Physical Intelligence Inc. is an American artificial intelligence and software and research company based in San Francisco, California. The company develops machine learning models intended to control robots and other physical devices.

== History ==
Physical Intelligence was founded in by researchers including Karol Hausman, Sergey Levine, Chelsea Finn, Brian Ichter, Lachy Groom, Adnan Esmail, and Quan Vuong, who previously worked at organizations such as Google DeepMind and at universities including Stanford University and the University of California, Berkeley.

== Technology ==
Physical Intelligence develops artificial intelligence systems designed to enable robots to perform tasks in real world environments. Its work focuses on machine learning models that can operate across multiple robotic platforms.
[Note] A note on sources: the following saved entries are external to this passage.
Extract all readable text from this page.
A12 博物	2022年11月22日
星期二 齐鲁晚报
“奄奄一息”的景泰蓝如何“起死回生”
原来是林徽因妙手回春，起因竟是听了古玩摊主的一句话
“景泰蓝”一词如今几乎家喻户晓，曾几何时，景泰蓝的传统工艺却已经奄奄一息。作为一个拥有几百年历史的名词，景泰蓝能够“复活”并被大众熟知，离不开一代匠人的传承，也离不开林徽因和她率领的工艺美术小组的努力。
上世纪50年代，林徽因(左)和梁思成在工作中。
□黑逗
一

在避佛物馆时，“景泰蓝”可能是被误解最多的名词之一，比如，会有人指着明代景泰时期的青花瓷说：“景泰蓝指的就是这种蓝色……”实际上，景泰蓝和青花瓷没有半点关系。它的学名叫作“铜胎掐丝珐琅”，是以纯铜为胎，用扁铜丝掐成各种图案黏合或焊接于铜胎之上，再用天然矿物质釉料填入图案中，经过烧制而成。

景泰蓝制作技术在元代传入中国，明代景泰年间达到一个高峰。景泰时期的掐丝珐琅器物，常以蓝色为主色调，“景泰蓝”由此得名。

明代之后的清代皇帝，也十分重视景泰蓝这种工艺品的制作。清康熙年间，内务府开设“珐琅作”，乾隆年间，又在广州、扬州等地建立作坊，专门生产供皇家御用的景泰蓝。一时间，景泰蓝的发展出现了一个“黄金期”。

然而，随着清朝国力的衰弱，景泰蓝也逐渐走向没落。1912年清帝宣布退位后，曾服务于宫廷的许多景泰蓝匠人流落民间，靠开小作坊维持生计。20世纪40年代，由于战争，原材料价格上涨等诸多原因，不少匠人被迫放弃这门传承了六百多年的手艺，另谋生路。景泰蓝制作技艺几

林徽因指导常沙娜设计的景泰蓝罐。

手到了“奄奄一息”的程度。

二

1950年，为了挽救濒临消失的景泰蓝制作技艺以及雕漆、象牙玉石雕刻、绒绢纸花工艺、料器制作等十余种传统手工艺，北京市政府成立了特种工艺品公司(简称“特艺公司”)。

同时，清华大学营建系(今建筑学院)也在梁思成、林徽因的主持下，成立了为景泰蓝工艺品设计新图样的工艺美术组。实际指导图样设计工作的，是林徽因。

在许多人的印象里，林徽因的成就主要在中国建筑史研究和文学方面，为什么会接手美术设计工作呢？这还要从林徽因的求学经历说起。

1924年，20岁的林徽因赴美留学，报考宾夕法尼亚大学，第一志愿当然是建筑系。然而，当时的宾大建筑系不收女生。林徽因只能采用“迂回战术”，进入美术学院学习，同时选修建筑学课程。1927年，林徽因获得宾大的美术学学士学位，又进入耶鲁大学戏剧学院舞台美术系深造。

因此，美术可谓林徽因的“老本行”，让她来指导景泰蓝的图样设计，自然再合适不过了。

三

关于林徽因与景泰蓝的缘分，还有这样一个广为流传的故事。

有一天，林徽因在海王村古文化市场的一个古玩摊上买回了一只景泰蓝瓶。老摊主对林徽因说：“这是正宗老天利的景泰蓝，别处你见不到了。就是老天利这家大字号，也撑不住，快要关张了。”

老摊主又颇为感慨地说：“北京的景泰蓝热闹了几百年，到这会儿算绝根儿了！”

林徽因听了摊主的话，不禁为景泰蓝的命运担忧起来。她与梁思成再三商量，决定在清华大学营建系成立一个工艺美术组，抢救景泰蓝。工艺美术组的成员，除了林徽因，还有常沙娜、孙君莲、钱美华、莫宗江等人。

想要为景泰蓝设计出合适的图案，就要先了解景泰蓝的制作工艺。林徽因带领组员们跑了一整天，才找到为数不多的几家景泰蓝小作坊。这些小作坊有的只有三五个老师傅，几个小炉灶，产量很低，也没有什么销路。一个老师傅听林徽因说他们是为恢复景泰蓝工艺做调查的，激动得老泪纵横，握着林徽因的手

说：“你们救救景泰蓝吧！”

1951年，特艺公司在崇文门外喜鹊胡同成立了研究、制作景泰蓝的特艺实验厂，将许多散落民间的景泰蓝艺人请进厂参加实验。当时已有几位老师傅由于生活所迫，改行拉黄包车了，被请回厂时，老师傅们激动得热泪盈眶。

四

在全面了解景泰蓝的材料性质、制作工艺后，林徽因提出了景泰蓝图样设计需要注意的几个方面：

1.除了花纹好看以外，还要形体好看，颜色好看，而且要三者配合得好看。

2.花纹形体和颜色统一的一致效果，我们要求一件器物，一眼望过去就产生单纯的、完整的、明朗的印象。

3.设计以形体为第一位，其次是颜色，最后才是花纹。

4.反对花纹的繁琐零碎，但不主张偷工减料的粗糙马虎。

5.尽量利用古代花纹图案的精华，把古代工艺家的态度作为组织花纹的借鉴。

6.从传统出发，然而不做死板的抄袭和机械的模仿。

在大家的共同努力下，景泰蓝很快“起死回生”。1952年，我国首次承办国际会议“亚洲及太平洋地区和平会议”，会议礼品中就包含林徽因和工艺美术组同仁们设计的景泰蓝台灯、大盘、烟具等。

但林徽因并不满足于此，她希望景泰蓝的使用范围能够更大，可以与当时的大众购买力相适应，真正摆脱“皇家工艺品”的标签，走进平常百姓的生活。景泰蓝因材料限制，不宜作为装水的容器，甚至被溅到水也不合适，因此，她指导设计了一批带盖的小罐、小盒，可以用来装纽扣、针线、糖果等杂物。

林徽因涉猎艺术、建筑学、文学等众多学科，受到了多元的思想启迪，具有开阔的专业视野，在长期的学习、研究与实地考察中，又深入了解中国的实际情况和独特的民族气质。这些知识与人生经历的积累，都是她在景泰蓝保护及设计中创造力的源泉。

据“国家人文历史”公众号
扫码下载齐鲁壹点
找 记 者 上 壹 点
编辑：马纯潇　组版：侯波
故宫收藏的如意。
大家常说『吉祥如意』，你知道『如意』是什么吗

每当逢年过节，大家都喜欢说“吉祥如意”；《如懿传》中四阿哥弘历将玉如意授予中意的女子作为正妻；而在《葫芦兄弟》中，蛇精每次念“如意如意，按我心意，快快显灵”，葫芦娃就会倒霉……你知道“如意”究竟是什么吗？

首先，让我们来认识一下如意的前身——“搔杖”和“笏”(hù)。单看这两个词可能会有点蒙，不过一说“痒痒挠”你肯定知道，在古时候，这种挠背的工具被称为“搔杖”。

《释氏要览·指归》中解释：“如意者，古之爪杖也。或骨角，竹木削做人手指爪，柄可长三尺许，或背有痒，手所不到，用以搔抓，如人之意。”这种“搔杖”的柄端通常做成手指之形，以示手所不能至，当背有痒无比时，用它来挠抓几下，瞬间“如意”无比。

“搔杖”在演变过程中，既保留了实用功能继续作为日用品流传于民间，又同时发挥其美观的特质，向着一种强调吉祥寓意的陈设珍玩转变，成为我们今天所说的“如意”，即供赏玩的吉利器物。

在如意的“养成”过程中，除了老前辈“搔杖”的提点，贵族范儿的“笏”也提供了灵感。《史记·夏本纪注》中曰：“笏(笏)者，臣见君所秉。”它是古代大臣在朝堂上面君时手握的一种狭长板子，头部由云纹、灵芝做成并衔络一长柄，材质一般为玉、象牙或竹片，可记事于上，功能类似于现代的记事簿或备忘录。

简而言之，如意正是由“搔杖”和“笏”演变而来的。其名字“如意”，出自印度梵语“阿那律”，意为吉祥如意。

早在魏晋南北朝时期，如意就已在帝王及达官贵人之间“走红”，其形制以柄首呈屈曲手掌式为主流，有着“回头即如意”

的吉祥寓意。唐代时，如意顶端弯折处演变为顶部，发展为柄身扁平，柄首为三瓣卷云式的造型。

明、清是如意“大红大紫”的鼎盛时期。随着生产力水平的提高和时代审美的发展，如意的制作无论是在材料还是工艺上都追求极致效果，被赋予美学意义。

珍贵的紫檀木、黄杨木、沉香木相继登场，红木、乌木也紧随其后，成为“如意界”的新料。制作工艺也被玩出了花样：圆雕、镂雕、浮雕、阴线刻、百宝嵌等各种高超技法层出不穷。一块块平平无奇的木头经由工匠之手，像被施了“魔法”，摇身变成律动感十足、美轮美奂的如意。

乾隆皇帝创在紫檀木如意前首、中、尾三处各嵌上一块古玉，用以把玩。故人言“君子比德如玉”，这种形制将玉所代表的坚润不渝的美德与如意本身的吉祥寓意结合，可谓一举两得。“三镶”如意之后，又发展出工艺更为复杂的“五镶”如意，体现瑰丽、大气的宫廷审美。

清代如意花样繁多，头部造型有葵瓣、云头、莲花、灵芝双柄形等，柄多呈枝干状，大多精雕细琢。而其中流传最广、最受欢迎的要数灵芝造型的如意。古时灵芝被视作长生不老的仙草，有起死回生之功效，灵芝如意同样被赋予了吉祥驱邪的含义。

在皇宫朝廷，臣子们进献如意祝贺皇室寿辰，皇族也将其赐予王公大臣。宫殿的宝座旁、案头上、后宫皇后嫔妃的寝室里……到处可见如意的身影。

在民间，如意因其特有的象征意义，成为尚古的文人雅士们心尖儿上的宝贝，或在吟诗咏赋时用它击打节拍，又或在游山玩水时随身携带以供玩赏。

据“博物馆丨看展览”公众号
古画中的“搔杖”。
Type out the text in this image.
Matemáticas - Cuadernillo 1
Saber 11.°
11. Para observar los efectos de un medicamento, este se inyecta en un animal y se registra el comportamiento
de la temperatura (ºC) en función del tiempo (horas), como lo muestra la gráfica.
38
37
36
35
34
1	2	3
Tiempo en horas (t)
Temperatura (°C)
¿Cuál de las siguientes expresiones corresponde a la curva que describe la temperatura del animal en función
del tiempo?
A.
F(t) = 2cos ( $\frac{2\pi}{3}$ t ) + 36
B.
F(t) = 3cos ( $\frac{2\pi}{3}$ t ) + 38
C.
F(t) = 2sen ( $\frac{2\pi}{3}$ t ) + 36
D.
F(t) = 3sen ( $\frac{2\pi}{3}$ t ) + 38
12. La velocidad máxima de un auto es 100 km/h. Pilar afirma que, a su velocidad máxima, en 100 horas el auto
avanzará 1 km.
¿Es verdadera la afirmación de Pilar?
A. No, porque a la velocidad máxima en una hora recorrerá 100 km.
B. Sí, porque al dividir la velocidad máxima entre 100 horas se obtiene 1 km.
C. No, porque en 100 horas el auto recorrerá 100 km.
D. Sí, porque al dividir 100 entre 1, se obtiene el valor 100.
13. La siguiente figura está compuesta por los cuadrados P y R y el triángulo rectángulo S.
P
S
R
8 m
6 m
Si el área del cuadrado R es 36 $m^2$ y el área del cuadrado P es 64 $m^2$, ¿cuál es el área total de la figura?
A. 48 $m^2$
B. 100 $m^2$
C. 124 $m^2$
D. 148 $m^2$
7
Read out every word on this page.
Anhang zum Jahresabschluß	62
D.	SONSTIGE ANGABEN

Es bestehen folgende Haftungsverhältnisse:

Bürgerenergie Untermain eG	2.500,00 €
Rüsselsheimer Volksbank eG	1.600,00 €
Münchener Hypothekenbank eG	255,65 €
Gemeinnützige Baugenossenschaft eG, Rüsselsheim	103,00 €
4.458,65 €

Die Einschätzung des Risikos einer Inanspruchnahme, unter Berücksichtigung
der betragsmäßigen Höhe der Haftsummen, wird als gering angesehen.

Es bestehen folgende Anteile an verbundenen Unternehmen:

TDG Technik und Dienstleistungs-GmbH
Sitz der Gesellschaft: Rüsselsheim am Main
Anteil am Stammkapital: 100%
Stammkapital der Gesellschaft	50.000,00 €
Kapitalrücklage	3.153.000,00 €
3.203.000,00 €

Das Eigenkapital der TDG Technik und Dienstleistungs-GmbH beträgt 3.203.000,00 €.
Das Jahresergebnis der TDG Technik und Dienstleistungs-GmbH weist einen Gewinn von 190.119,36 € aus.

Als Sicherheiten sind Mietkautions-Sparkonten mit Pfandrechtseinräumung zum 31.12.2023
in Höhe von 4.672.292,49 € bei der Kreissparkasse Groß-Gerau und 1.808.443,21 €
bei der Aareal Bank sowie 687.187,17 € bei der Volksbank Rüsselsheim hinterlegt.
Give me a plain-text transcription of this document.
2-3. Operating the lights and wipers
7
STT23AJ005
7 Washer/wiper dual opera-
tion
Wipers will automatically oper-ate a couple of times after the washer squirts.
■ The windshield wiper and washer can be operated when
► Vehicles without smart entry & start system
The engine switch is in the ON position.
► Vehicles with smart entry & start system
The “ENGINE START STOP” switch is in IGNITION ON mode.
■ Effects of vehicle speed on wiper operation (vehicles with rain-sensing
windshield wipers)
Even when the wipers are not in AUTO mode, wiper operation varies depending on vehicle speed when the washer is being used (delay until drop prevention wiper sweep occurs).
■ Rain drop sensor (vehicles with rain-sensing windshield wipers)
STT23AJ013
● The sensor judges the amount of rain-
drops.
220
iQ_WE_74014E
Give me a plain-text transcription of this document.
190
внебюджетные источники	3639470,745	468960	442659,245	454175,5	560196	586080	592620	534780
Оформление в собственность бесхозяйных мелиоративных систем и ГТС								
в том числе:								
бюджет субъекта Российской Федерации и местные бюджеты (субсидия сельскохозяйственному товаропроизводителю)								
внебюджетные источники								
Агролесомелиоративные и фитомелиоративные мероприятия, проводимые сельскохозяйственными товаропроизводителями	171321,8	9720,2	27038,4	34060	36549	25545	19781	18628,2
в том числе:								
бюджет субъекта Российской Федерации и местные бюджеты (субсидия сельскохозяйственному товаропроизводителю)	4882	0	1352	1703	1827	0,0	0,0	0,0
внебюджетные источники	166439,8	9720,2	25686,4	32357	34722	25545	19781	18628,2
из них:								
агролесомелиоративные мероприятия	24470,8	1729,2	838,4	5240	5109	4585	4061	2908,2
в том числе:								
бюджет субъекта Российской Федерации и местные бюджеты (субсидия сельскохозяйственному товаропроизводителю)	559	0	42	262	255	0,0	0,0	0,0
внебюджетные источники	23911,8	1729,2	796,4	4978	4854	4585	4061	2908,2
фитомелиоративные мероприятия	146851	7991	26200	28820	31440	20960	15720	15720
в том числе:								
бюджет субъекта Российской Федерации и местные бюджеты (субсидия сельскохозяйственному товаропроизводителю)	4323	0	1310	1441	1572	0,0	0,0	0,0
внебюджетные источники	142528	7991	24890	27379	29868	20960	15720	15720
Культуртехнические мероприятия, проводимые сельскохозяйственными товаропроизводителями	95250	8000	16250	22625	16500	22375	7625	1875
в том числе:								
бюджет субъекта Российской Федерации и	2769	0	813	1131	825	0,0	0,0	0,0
The company’s research includes models that combine visual input, language instructions, and motor control. These systems are intended to allow robots to interpret sensory information and execute actions in response to commands.The company primarily develops software systems rather than manufacturing robotic hardware.

Deployment of robots

Physical Intelligence has begun deploying early robotic systems in real-world environments in San Francisco to perform routine operational tasks. The company has tested robots in short-term rental properties to fold laundry and has also placed its systems in the backrooms of Dandelion Chocolate, where they are used to fold cardboard boxes for packaging. These deployments focus on automating repetitive, low-value work so that staff can concentrate on more specialized tasks, such as chocolate production. Although the technology is still in an early stage and not yet commercially sold. Bloomberg reported that the company views these trials as part of developing practical real-world applications for its robotic systems.

== Funding ==
In 2024, Physical Intelligence has raised $400 million at a valuation of about $2.4 billion. Investors in that round included Jeff Bezos, OpenAI, Thrive Capital, Lux Capital, and Bond Capital.

In 2025, Physical Intelligence raised an additional $600 million dollars in funding at a valuation of approximately 5.6 billion dollars. The round was led by CapitalG and included participation from Lux Capital, Thrive Capital, Jeff Bezos, Index Ventures, Sequoia, and T. Rowe Price.

In 2026, Bloomberg reported that the company was raising $1 billion from doubling it's valuation to $11 billion. Investors included Founders Fund, Lightspeed, Thrive Capital, Index Fund, NVIDIA, Jeff Bezos, T. Rowe Price.